A ureteric catheter was easily passed through the ureter to confirm patency and aid dissection. Due to the extent of parametrial disease, uterine artery ligation was performed. The right uterine artery was identified in the paravesical space, with the right ureter passing inferiorly. Here, the right uterine artery coming off the side wall is travelling into the nodule, which is encasing the right ureter. The right uterine artery is then clipped and transected in order to aid in resection of parametrial disease.
After uterine artery ligation, the nodule can be carefully dissected away from the path of the ureter in order to assist in normalising anatomy. Resection and ureterolysis was performed in this case because the ureter maintained its patency. Following resection of the right ureteric nodule, the anatomy of the ureter was normalised. Similarly, left uterine artery ligation was also performed in order to completely resect left parametrial disease.

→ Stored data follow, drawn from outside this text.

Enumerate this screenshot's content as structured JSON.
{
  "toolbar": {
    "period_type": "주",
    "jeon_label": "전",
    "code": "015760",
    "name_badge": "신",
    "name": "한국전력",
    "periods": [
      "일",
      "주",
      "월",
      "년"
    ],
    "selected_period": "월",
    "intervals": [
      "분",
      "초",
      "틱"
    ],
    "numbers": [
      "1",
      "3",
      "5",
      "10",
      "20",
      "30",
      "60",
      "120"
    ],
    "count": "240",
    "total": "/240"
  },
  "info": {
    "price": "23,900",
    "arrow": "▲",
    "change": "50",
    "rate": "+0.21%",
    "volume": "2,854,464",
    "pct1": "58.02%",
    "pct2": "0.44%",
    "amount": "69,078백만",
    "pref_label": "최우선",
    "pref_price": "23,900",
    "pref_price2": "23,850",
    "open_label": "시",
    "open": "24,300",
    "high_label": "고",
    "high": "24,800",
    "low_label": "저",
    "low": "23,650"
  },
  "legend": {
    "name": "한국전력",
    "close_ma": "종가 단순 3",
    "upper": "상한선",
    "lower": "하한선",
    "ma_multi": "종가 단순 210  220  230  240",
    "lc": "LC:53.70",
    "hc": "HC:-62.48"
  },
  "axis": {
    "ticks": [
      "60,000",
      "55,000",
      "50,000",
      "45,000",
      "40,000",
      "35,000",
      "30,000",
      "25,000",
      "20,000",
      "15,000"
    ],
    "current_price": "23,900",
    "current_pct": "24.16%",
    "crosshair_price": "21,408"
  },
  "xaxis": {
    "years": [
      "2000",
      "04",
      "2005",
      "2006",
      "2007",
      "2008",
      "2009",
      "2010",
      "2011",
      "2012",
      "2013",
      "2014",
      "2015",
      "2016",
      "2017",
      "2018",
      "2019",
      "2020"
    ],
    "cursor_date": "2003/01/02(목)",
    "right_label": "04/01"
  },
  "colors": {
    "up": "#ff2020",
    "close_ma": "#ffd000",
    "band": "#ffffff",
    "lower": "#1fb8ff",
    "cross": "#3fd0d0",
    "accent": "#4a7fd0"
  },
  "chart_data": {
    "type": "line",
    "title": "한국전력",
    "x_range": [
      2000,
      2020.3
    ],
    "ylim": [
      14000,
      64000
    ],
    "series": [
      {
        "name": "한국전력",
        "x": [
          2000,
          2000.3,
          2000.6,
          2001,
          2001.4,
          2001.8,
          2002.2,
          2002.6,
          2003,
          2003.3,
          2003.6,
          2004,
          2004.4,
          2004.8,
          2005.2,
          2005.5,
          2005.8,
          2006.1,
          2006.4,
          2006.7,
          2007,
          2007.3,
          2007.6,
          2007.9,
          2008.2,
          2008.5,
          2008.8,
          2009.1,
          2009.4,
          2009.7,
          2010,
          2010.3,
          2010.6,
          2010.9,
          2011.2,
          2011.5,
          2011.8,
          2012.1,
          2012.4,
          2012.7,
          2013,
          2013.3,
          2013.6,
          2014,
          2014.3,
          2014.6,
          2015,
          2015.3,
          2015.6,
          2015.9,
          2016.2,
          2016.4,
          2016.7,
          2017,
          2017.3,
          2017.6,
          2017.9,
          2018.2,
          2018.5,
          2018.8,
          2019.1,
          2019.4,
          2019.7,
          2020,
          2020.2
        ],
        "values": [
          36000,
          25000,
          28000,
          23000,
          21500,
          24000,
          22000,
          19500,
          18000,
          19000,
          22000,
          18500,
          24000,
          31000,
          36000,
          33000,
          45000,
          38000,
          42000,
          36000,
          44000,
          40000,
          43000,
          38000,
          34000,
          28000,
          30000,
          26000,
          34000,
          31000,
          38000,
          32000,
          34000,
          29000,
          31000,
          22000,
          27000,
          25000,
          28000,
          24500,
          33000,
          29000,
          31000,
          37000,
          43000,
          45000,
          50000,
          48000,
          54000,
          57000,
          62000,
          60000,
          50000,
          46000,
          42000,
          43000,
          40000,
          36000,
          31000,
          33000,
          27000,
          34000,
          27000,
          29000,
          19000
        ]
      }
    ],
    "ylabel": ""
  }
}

The left uterine artery was identified in the left parametrial space closely associated with the remnant right ureter. At the end of the procedure, a rectal insufflation test confirms no rectal injury. Ureteric catheter was removed. The patient had a right nephrostomy tube that was remained in situ until follow-up with urology. In this case, ureterolysis was performed to salvage the solitary right kidney and ureter, in addition to optimal resection of endometriosis, in order to prevent recurrence of disease.
Thereby maintaining patency and function of her remaining right kidney. Ureterolysis and nodule resection, as done in this video, is one option for treatment of ureteric disease. Invasive disease causing loss of patency may be better treated with ureteric resection and reanastomosis. The method of reanastomosis is best determined based on location of disease and extent of invasion. In summary, presence of deep infiltrating endometriosis should prompt regular assessment of kidney function and structure with creatinine and imaging.
Surgical intervention with resection of endometriosis should be considered early in order to prevent advanced disease and silent kidney death.